North Korea: U.S. Planning Nuclear Attack

Published September 21, 2005

| Associated Press

North Korea on Wednesday accused the United States of intending to disarm the communist country and then "crush it to death with nuclear weapons" — two days after a landmark disarmament agreement that was expected to ease tensions.

North Korea pledged to give up its nuclear weapons program in return for economic aid and security assurances at six-nation talks in Beijing on Monday — the first breakthrough in more than two years of negotiations.

However, the country's rhetoric since then has cast doubt on its commitment to the agreement and underscored its unpredictability, though none of its negotiating partners say they expect a breakdown in the disarmament talks, scheduled to continue in November.

"The ulterior intention of the United States talking about resolving the nuclear issue under the signboard of the six-party talks is as clear as daylight," the North's Rodong Sinmun newspaper said in a commentary carried by the official Korean Central News Agency.

"In a word, it intends to disarm and crush us to death with nuclear weapons," the commentary said.

Washington has repeatedly denied North Korean allegations that it is planning an attack.

Just hours after this week's agreement among the two Koreas, United States, China, Japan and Russia, North Korea threw its pledge into question when it said on Tuesday it wouldn't dismantle its nuclear weapons program unless Washington agrees to supply light-water reactors (search) for civilian power — a condition Washington already had rejected.

South Korea, which has pursued closer economic and political contacts with the rival North in recent years, interpreted the North's latest demand as a negotiating tactic.

"It seems [North Korea] has started laying the groundwork in advance of the next round of negotiations," South Korean envoy Song Min-soon (search) said, according to the Yonhap news agency.

The North demanded at the outset of six-party talks last week in Beijing that it be given a light-water reactor — a type less easily diverted for weapons use — in exchange for disarming.

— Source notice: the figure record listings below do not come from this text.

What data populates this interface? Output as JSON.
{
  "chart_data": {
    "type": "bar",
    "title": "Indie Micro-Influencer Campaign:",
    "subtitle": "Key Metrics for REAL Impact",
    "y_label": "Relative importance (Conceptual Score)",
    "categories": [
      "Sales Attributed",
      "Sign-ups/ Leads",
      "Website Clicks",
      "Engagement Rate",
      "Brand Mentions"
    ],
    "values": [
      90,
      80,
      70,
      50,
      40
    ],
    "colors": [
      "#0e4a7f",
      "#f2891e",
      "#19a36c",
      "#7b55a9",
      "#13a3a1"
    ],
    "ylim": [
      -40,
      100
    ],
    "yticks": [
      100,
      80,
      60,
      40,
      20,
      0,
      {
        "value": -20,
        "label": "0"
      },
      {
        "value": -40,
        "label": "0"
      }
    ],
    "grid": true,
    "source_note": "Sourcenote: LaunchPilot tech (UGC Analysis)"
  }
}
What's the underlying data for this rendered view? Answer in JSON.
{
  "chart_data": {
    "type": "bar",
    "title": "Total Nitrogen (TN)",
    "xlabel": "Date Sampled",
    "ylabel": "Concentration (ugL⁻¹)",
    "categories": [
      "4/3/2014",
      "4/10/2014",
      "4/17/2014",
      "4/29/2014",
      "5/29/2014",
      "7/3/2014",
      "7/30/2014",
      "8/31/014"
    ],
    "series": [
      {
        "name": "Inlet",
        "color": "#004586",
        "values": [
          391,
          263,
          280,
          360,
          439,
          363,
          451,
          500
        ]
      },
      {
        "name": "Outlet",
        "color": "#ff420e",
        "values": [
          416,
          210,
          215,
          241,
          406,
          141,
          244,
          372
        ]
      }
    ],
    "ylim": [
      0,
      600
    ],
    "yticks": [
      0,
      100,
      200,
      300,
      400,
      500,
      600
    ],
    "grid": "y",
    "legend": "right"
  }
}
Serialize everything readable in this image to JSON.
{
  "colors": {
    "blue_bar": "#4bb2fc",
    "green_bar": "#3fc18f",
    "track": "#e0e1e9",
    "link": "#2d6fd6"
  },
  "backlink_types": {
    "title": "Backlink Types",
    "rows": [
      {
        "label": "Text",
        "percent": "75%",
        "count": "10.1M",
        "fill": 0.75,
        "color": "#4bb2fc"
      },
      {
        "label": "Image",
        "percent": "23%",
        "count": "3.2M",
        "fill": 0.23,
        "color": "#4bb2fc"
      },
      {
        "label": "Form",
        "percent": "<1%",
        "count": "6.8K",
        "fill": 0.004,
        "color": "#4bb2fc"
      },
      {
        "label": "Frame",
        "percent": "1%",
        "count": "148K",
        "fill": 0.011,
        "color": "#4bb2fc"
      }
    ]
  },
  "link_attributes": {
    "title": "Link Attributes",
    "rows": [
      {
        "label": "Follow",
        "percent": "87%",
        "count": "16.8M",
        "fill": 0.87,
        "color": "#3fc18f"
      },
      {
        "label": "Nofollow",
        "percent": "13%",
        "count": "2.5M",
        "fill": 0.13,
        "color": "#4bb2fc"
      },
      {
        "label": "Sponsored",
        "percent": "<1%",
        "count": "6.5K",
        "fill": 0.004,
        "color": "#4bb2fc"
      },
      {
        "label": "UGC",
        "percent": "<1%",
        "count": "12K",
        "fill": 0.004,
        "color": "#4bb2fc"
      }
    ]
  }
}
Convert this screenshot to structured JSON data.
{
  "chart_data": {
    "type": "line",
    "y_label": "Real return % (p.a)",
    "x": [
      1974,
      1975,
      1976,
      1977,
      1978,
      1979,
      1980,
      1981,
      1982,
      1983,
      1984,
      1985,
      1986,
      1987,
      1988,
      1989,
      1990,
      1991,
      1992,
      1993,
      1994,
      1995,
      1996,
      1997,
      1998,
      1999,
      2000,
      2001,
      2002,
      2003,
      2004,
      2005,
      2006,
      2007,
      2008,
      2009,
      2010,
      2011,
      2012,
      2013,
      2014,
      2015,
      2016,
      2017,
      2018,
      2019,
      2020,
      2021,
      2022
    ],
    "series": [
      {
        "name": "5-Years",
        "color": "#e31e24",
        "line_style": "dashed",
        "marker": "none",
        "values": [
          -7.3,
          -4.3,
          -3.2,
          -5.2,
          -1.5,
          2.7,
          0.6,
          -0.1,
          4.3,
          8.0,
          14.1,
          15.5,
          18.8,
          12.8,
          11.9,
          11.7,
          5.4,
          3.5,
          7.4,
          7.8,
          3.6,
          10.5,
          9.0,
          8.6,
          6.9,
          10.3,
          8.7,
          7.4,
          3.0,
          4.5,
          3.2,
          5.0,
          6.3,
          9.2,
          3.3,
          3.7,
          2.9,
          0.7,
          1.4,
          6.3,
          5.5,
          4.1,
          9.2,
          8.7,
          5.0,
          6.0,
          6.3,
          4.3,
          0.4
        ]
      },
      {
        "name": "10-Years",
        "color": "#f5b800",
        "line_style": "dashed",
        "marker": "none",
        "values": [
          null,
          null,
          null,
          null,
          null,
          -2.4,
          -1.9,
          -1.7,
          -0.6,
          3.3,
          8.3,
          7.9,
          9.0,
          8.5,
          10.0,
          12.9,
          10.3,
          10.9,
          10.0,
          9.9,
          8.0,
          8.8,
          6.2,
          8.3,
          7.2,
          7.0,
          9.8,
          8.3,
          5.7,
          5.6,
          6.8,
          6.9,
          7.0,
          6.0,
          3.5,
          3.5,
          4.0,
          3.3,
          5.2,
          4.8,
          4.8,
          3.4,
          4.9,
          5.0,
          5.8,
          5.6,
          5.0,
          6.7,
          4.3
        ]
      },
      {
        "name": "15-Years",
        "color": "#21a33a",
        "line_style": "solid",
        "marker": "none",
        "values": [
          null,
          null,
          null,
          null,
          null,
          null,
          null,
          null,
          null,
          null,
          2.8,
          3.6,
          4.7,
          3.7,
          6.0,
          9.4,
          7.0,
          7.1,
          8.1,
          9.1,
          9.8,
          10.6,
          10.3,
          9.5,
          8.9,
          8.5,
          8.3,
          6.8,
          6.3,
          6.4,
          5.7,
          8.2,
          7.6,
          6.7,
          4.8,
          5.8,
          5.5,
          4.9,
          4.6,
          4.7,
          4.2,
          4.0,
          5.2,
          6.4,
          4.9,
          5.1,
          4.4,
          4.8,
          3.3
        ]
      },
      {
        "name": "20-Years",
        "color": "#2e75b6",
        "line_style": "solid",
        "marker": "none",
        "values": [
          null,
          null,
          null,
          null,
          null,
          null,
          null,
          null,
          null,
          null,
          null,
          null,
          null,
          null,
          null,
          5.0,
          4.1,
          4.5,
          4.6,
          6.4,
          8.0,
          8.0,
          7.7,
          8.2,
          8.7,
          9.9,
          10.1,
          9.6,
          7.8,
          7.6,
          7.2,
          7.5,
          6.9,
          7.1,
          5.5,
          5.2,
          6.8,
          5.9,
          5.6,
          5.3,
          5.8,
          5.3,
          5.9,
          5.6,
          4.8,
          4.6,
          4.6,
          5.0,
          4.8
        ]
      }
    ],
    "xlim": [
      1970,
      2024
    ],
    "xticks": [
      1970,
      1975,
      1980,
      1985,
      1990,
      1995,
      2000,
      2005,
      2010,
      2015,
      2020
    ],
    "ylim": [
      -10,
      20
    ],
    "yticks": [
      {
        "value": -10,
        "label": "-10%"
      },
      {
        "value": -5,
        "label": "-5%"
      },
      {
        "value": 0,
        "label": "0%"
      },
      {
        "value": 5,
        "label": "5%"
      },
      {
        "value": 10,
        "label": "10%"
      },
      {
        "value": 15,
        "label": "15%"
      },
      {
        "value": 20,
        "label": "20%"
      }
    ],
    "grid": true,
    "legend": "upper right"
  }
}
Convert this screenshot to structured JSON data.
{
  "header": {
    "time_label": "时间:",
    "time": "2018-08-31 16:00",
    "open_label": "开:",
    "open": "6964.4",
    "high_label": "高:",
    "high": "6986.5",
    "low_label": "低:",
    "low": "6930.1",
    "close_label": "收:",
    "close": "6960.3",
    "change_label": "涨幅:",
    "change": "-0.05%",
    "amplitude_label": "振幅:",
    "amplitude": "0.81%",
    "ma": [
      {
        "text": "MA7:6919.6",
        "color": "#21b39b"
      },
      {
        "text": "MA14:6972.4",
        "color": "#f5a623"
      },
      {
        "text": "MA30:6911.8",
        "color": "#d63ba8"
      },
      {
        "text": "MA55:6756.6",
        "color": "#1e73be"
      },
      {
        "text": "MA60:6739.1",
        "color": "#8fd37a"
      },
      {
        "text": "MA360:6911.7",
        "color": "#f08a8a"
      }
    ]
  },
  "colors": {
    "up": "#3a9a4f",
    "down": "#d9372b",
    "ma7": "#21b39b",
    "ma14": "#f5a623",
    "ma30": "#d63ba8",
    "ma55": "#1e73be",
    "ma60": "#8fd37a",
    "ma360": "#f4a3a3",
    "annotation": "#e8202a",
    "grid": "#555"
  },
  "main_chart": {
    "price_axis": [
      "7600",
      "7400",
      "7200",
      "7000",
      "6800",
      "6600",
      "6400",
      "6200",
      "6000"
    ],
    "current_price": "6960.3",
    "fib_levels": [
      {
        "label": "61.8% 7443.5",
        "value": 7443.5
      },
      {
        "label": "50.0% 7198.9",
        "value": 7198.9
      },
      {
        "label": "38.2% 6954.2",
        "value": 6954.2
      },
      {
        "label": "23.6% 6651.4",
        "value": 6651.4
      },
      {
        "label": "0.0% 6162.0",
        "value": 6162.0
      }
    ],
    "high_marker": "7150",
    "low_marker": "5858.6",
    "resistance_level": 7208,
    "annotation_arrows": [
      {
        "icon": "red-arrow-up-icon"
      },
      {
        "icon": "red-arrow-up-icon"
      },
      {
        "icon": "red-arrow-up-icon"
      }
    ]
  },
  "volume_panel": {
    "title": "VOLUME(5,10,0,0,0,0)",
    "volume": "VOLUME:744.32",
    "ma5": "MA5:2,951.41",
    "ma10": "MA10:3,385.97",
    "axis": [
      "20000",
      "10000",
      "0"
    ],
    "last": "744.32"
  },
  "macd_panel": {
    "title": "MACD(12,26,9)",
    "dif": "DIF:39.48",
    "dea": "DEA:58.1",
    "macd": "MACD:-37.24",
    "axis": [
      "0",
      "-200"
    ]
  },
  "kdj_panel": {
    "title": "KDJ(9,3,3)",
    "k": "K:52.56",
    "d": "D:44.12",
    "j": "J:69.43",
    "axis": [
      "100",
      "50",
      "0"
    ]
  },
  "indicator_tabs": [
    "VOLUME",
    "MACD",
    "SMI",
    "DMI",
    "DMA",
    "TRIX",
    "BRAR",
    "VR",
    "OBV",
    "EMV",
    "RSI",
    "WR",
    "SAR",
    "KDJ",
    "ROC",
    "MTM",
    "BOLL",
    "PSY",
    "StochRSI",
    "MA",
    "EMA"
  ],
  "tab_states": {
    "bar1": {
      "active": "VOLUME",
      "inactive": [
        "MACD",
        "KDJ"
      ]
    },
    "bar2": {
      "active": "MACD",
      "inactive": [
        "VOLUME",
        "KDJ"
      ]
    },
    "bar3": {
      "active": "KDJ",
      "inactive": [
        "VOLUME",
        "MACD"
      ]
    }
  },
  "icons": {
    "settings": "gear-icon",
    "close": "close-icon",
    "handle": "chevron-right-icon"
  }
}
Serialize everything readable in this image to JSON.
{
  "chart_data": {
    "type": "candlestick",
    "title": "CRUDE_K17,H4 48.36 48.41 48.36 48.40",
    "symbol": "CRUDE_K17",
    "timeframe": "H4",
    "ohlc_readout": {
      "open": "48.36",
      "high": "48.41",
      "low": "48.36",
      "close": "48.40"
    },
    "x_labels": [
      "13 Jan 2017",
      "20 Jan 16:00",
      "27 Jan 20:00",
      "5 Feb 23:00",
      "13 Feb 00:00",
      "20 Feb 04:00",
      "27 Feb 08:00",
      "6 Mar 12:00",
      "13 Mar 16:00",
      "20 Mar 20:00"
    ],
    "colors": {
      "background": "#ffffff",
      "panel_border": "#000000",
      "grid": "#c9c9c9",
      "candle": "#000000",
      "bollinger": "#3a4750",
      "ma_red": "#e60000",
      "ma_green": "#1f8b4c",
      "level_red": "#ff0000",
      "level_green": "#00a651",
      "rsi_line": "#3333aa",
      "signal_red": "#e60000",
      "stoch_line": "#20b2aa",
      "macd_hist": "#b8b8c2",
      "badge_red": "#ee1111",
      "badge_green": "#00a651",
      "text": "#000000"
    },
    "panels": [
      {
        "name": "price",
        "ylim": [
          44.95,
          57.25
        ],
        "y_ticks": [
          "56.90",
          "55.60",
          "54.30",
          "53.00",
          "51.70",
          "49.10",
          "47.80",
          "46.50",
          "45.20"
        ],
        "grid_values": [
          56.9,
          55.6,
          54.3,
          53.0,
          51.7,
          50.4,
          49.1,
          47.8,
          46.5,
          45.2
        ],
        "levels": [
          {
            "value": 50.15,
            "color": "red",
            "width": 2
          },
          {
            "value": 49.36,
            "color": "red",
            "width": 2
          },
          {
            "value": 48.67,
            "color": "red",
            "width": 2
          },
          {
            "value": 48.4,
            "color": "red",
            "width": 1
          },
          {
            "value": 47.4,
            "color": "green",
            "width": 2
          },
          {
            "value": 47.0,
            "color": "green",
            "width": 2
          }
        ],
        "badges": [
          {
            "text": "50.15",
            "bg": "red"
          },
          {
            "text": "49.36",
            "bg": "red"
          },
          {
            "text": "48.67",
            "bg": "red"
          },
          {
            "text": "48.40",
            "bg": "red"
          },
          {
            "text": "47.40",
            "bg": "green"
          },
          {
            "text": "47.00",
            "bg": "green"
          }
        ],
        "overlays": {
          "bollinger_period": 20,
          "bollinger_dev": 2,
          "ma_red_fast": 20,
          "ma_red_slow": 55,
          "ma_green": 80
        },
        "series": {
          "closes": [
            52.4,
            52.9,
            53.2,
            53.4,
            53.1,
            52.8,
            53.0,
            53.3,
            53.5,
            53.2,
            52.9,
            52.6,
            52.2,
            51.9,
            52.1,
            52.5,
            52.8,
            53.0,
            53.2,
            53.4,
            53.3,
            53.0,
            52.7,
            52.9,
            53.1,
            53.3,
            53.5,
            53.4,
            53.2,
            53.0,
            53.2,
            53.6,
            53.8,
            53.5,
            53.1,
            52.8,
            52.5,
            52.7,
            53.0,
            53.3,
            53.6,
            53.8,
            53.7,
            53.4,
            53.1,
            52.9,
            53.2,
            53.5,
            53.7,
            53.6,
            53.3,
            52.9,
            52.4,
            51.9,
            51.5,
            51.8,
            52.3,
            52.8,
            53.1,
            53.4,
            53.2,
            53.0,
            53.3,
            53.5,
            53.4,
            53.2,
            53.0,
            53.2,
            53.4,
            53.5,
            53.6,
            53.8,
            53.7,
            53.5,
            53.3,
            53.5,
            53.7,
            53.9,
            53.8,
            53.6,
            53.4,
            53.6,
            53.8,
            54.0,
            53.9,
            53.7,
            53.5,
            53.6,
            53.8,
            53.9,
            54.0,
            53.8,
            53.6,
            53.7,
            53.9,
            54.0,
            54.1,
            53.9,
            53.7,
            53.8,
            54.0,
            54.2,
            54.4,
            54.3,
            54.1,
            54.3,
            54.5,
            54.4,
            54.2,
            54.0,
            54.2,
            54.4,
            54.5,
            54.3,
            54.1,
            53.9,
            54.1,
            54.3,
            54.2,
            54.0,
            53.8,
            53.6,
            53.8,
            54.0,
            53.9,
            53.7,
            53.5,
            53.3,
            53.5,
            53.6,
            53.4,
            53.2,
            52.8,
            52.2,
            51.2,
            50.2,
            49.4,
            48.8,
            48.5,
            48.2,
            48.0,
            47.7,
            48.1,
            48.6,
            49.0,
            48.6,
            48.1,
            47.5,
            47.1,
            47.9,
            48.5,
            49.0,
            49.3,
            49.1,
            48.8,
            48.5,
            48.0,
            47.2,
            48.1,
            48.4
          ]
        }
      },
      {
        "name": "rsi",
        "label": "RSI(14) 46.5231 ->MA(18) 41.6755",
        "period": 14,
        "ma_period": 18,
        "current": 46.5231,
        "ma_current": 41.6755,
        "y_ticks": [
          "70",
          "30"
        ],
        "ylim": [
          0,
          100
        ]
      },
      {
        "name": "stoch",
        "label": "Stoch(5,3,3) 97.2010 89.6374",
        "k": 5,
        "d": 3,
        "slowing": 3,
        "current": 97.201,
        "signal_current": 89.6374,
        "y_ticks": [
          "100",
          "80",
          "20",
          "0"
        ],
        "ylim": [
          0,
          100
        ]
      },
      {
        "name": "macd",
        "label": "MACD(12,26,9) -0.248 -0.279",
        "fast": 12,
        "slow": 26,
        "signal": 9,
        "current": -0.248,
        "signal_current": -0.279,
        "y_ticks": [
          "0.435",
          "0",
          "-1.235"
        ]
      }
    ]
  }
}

U.S. officials opposed the idea, maintaining North Korea could not be trusted with any nuclear program.

The issue was sidestepped in the agreement, with participants saying they would discuss it "at an appropriate time."

North Korea's negotiating partners made clear that the reactor could only be discussed after it carries out its pledge to rejoin the Nuclear Nonproliferation Treaty (search) and accepts inspections from the International Atomic Energy Agency (search).

Nevertheless, the North chose to press the reactor issue a day later — essentially introducing a major condition on its pledge to disarm.

The United States said this was "not the agreement they signed" and China, which has hosted all four rounds of the six-party negotiations since 2003, urged all parties to stick to the agreement.

Chinese Foreign Ministry spokesman Qin Gang said he didn't think "North Korea has any misunderstanding" about the statement.

Monday's agreement had drawn praise around the world and raised hopes of resolving a standoff that has raised concerns of an arms race in northeast Asia.